Large-scale fingerprint-based queries are often time-consuming operations. In this paper, we propose a distributed sketching framework to boost the performance of the large-scale queries, such as continuously membership queries and rank-based queries. Towards minimizing the shuffling time between the local sites, we construct a global dyadic qditest structure at query site using constrained space.

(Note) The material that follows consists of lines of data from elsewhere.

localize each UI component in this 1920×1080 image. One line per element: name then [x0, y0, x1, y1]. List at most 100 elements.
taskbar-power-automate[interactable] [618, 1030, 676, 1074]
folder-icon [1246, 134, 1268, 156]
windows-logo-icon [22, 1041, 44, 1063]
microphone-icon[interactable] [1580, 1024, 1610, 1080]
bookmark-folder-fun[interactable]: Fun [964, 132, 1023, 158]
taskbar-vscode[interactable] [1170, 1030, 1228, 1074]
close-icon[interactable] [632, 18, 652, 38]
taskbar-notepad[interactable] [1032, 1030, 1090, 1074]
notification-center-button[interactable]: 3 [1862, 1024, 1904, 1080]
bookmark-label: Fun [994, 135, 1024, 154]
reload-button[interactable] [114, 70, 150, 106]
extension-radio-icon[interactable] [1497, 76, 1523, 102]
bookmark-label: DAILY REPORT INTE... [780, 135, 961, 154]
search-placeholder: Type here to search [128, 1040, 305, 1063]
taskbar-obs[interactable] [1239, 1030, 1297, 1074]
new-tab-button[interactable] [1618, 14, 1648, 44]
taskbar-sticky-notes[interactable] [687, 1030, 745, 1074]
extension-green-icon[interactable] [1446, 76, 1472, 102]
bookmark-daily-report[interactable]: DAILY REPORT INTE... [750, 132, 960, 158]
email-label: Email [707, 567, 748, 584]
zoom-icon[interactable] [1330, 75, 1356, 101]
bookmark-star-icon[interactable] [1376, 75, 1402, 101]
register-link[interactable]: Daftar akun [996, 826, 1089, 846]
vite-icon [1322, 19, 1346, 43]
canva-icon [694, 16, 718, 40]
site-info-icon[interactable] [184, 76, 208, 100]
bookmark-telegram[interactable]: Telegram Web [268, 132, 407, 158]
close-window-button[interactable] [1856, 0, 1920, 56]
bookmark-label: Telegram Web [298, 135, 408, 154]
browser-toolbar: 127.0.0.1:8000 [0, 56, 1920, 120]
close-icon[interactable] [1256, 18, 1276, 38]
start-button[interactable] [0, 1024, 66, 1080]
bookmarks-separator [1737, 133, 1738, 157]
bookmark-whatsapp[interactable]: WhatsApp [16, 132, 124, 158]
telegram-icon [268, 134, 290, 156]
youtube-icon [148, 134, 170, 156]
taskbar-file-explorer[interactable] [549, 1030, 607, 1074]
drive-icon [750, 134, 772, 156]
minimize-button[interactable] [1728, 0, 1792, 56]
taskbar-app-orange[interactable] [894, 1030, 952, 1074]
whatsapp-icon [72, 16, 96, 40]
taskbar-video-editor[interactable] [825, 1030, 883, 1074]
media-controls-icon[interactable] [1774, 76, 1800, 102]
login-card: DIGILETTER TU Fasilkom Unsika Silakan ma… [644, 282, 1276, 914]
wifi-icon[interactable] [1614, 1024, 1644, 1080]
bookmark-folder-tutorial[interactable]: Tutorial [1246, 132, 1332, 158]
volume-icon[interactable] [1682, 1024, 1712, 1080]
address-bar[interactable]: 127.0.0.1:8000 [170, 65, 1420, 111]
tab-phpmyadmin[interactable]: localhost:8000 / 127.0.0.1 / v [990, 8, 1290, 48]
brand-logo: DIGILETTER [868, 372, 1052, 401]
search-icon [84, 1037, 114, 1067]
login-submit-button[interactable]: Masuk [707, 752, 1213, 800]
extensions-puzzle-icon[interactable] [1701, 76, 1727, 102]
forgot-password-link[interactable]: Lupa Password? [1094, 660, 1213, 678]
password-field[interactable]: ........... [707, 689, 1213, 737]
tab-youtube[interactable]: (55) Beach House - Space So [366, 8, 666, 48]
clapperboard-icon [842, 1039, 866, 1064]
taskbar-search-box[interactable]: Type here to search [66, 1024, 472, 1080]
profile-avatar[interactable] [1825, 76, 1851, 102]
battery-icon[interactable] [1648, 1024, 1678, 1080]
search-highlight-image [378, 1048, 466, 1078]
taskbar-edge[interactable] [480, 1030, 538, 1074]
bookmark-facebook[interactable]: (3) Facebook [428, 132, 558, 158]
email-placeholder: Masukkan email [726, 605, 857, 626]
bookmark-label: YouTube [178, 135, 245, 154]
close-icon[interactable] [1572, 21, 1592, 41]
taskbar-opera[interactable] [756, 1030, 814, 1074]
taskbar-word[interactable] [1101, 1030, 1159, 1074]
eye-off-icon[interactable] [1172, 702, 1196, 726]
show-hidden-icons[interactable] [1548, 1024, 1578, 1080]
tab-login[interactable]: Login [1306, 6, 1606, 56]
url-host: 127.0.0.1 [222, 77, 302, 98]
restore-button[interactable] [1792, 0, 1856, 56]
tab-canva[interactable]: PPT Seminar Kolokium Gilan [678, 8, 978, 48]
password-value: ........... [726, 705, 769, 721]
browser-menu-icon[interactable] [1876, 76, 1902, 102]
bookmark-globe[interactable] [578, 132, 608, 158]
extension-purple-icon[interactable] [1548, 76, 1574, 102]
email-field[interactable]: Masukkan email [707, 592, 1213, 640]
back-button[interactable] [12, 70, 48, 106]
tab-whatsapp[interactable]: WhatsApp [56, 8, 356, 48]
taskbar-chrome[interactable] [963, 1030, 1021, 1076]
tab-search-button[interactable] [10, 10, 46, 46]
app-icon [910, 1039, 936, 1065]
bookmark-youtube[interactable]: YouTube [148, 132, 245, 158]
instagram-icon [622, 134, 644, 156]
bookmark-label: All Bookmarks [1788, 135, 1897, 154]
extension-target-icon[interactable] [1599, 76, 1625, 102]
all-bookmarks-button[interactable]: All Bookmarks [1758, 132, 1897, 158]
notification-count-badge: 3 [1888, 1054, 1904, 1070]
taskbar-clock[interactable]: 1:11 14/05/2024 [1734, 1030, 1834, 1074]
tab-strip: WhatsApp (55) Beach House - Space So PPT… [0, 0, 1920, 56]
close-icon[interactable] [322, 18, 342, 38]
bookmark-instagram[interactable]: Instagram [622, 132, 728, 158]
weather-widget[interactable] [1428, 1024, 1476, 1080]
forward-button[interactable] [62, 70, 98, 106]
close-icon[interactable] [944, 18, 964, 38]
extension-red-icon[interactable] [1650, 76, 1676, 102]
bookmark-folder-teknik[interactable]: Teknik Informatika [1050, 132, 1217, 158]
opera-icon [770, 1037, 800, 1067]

For large-scale queries, the global sketch only build at initial stage of the queries, and can supervise the following continuously queries. This design enable our approach to run reasonable number of jobs under data skew scenarios. At local sites, we combine the sketching techniques, such as dyadic qdigest and dynamic bloom filters to build concise structure for dynamic data processing. The experimental results have expose the efficiency and effectiveness of our approach for large-scale queries over distributed environments. In the future, we plan to apply our approach in production environments to improve the efficiency of complex queries, such as group by queries and join queries.